8. April 2017, 21:58
In "Kraft", mit Akkorden von bis zu über 70 verschiedenen Tonhöhen, traf die Sub-Kultur der Westberliner Discos der 1970er Jahre, Punk und Rock, auf die Avantgarde der 80er. In den jüngsten Werken, etwa im Violinkonzert für Lisa Batiashvili (2007) oder dem Chororchesterwerk "Graffiti" (2009) versucht er neuerdings, sich "die Musik melodisch vorzustellen, also horizontal, und dazu den vertikalen Zusammenklang zu finden."
Lindberg - Schüler unter anderen von Einojuhani Rautavaara, Franco Donatoni, Lachenmann, Vinko Globokar und Gérard Grisey - begann in den 1990er Jahren in einsätzigen Orchesterwerken von durchschnittlich 15 Minuten Dauer - wie "Marea", "Joy", "Corrente II", "Arena", "Feria", "Fresco" und "Parada" - Musik "in einer Art kontinuierlichem Prozess zu organisieren."
Sackgasse Klangfläche?
Sein Landsmann, der mit ihm befreundete und zu Unrecht als Antipode (weil Polystilist und Sinfoniker) gehandelte Kalevi Aho, und der als Geheimtipp gehandelte Schwede Anders Eliasson hatten in den frühen 1980er Jahren erkannt, was Lindberg Mitte der 1990er Jahre zu einem Problem wurde. Um 2000 sah er sich "gezwungen, klassischen Kontrapunkt" zu studieren, um der Statik der Klangflächen zu entkommen.

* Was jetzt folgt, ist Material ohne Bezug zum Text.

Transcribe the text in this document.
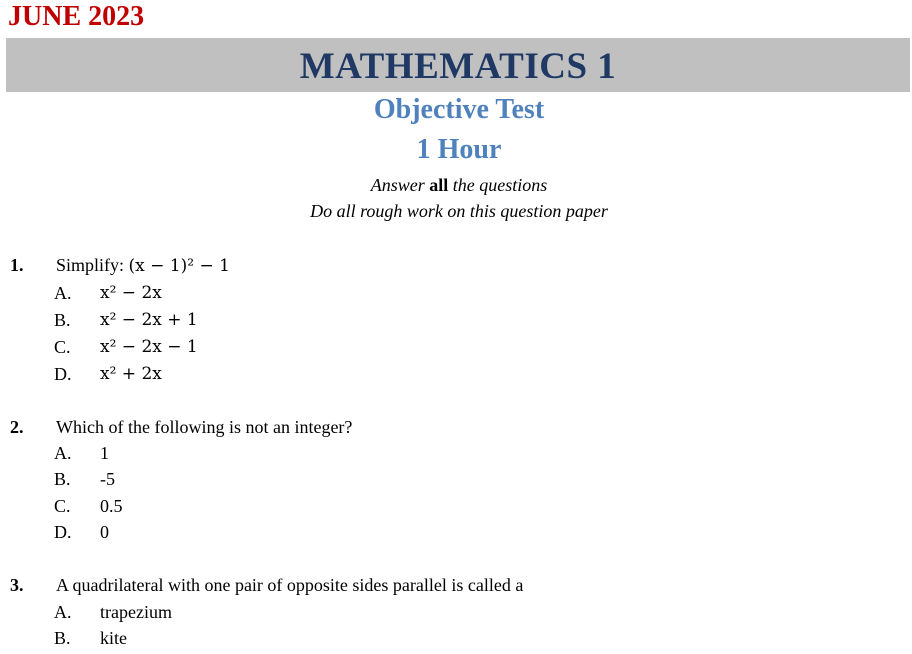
JUNE 2023
MATHEMATICS 1
Objective Test
1 Hour
Answer all the questions
Do all rough work on this question paper
1. Simplify: (x − 1)² − 1
A. x² − 2x
B. x² − 2x + 1
C. x² − 2x − 1
D. x² + 2x
2. Which of the following is not an integer?
A. 1
B. -5
C. 0.5
D. 0
3. A quadrilateral with one pair of opposite sides parallel is called a
A. trapezium
B. kite
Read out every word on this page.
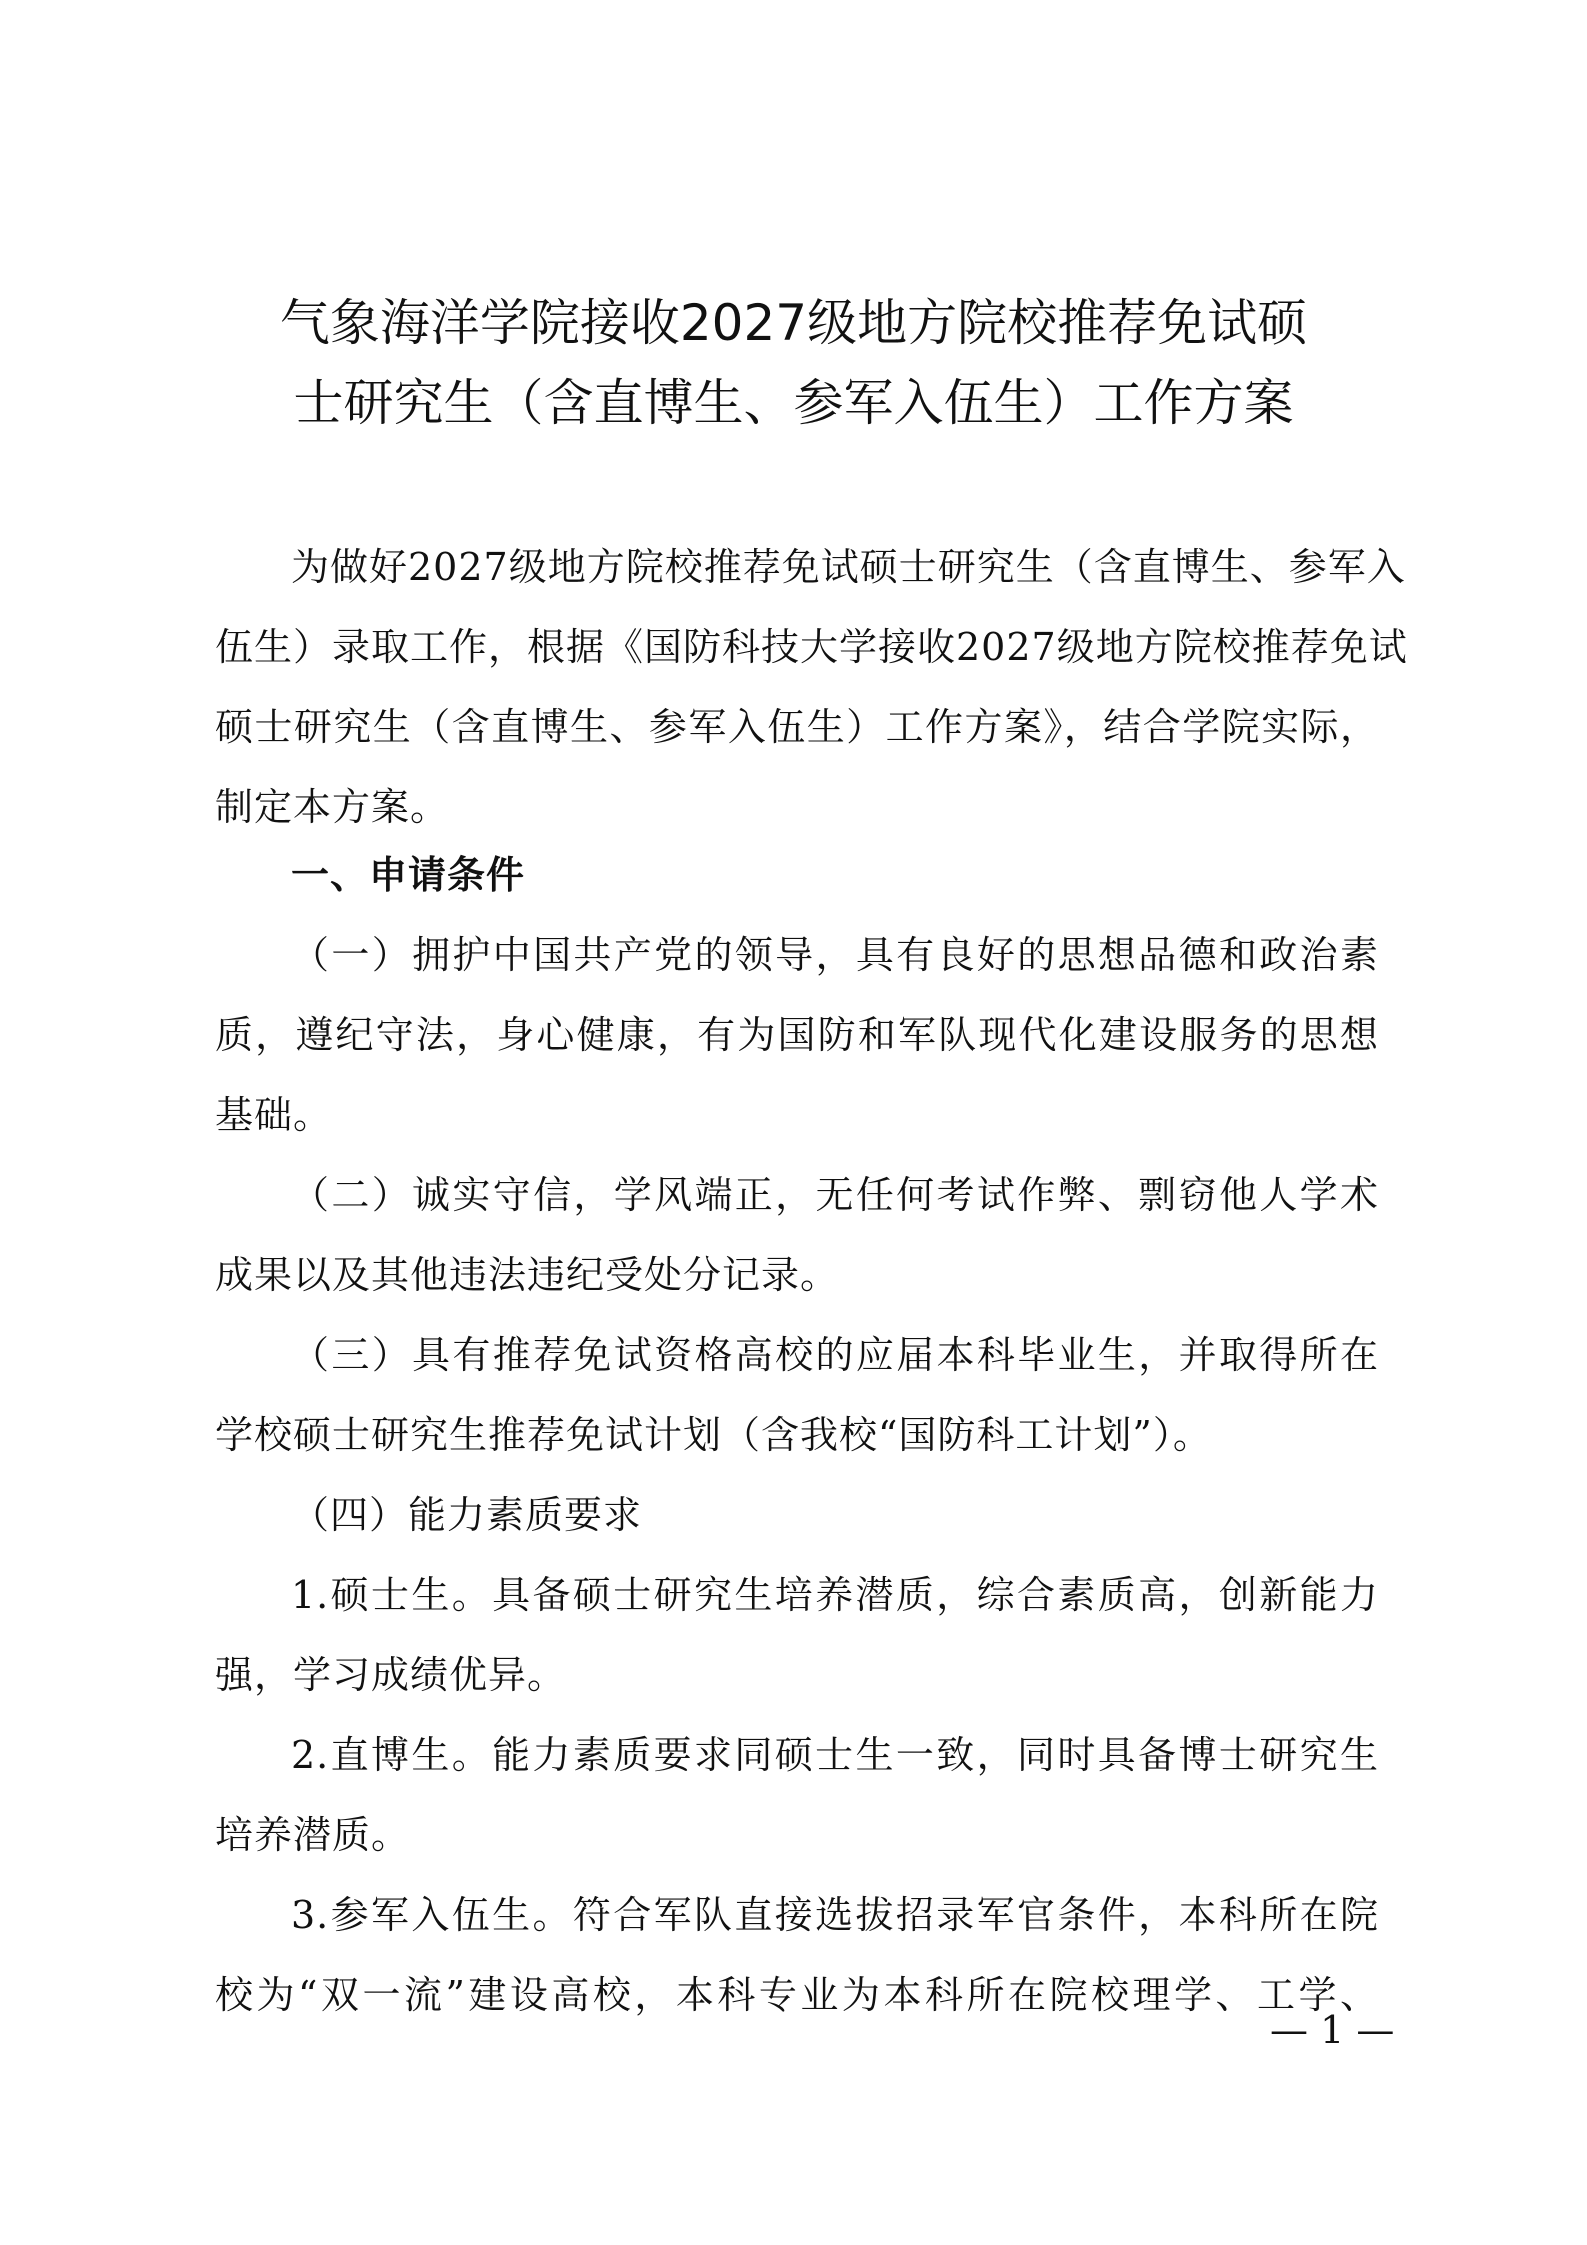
气象海洋学院接收2027级地方院校推荐免试硕
士研究生（含直博生、参军入伍生）工作方案
为做好2027级地方院校推荐免试硕士研究生（含直博生、参军入
伍生）录取工作，根据《国防科技大学接收2027级地方院校推荐免试
硕士研究生（含直博生、参军入伍生）工作方案》，结合学院实际，
制定本方案。
一、申请条件
（一）拥护中国共产党的领导，具有良好的思想品德和政治素
质，遵纪守法，身心健康，有为国防和军队现代化建设服务的思想
基础。
（二）诚实守信，学风端正，无任何考试作弊、剽窃他人学术
成果以及其他违法违纪受处分记录。
（三）具有推荐免试资格高校的应届本科毕业生，并取得所在
学校硕士研究生推荐免试计划（含我校“国防科工计划”）。
（四）能力素质要求
1.硕士生。具备硕士研究生培养潜质，综合素质高，创新能力
强，学习成绩优异。
2.直博生。能力素质要求同硕士生一致，同时具备博士研究生
培养潜质。
3.参军入伍生。符合军队直接选拔招录军官条件，本科所在院
校为“双一流”建设高校，本科专业为本科所在院校理学、工学、
— 1 —
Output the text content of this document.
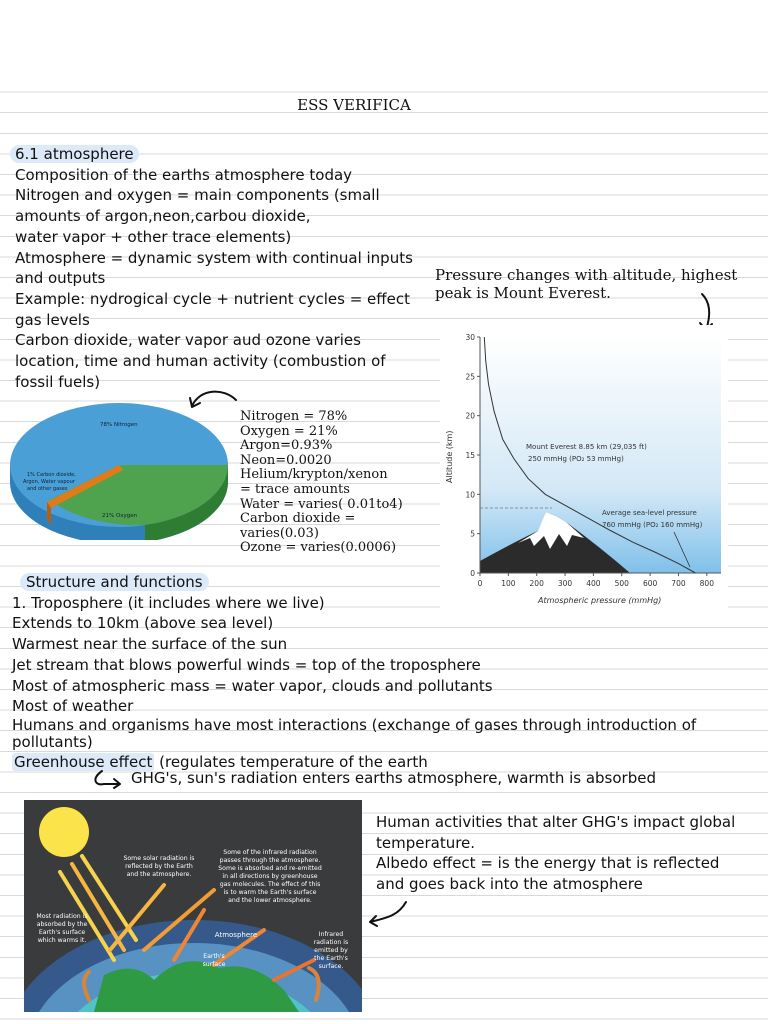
ESS VERIFICA
6.1 atmosphere
Composition of the earths atmosphere today
Nitrogen and oxygen = main components (small
amounts of argon,neon,carbou dioxide,
water vapor + other trace elements)
Atmosphere = dynamic system with continual inputs
and outputs
Example: nydrogical cycle + nutrient cycles = effect
gas levels
Carbon dioxide, water vapor aud ozone varies
location, time and human activity (combustion of
fossil fuels)
Pressure changes with altitude, highest
peak is Mount Everest.
78% Nitrogen
21% Oxygen
1% Carbon dioxide,
Argon, Water vapour
and other gases
Nitrogen = 78%
Oxygen = 21%
Argon=0.93%
Neon=0.0020
Helium/krypton/xenon
= trace amounts
Water = varies( 0.01to4)
Carbon dioxide =
varies(0.03)
Ozone = varies(0.0006)
0	100 200 300 400 500 600 700 800
0
5
10
15
20
25
30
Altitude (km)
Atmospheric pressure (mmHg)
Mount Everest 8.85 km (29,035 ft)
250 mmHg (PO₂ 53 mmHg)
Average sea-level pressure
760 mmHg (PO₂ 160 mmHg)
Structure and functions
1. Troposphere (it includes where we live)
Extends to 10km (above sea level)
Warmest near the surface of the sun
Jet stream that blows powerful winds = top of the troposphere
Most of atmospheric mass = water vapor, clouds and pollutants
Most of weather
Humans and organisms have most interactions (exchange of gases through introduction of
pollutants)
Greenhouse effect (regulates temperature of the earth
GHG's, sun's radiation enters earths atmosphere, warmth is absorbed
Some solar radiation is
reflected by the Earth
and the atmosphere.
Some of the infrared radiation
passes through the atmosphere.
Some is absorbed and re-emitted
in all directions by greenhouse
gas molecules. The effect of this
is to warm the Earth's surface
and the lower atmosphere.
Most radiation is
absorbed by the
Earth's surface
which warms it.
Atmosphere
Earth's
surface
Infrared
radiation is
emitted by
the Earth's
surface.
Human activities that alter GHG's impact global
temperature.
Albedo effect = is the energy that is reflected
and goes back into the atmosphere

Eliasson: "Magnus hat faszinierende Stücke geliefert. So einer Musik fehlte aber nicht nur Melos, sondern eben auch der natürliche Fluss. Das war eine Sackgasse. Für mich gilt immer noch die Einheit von Form und Inhalt. Brillante Orchestrierung ist kein Selbstzweck."
Mut zu Terzen und Melodien
Der Gefahr ist sich Lindberg bewusst. Die Musik Lindbergs gerät, wenn sie sich aus dem Korsett der brillant orchestrierten Klangflächen befreit, in die Nähe von Ravel. Neoklassische, -romantische und -impressionistische Felder öffnen sich oft in seiner Musik der letzten zehn Jahre, manche meinen unmotiviert, andere bewundern seinen Mut, Terzen zu schreiben und sogar eine Melodie anzudeuten.
Wieso Mut, fragt er. "Warum sollten tonale Harmonien überholt sein? Moderne Musik, das bedeutet für viele innerhalb bestimmter Parameter zu komponieren. Das ist eine Ästhetik, die vor 50 Jahren definiert wurde. Ich finde das komisch und paradox. Warum ist, was 50 Jahre alt ist, modern; was 70 Jahre alt ist, aber traditionell?" Er versucht nun tonale Harmonie so zu integrieren, dass er mit "fast allen Techniken" arbeiten kann. Diese müssen sich aber aus der Dramaturgie des Stücks ergeben.
Die Mutter als Zensor
"Graffiti", im Mai uraufgeführt, setzt diese Entwicklung fort. Anspielungen auf Ottorino Respighi, Aaron Copland und die Eröffnungsakkorde aus Puccinis "Tosca"; Ravels "Daphnis et Chloe", Bartóks "Blaubart", Berio, Ligeti, Bernd-Alois Zimmermann, Strawinskys "Les Noces" beziehungsweise Carl Orffs "Carmina Burana" und der spektakuläre Chôros Nr. 10, "Rasga o Coração", des Brasilianers Heitor Villa-Lobos aus dem Jahr 1926.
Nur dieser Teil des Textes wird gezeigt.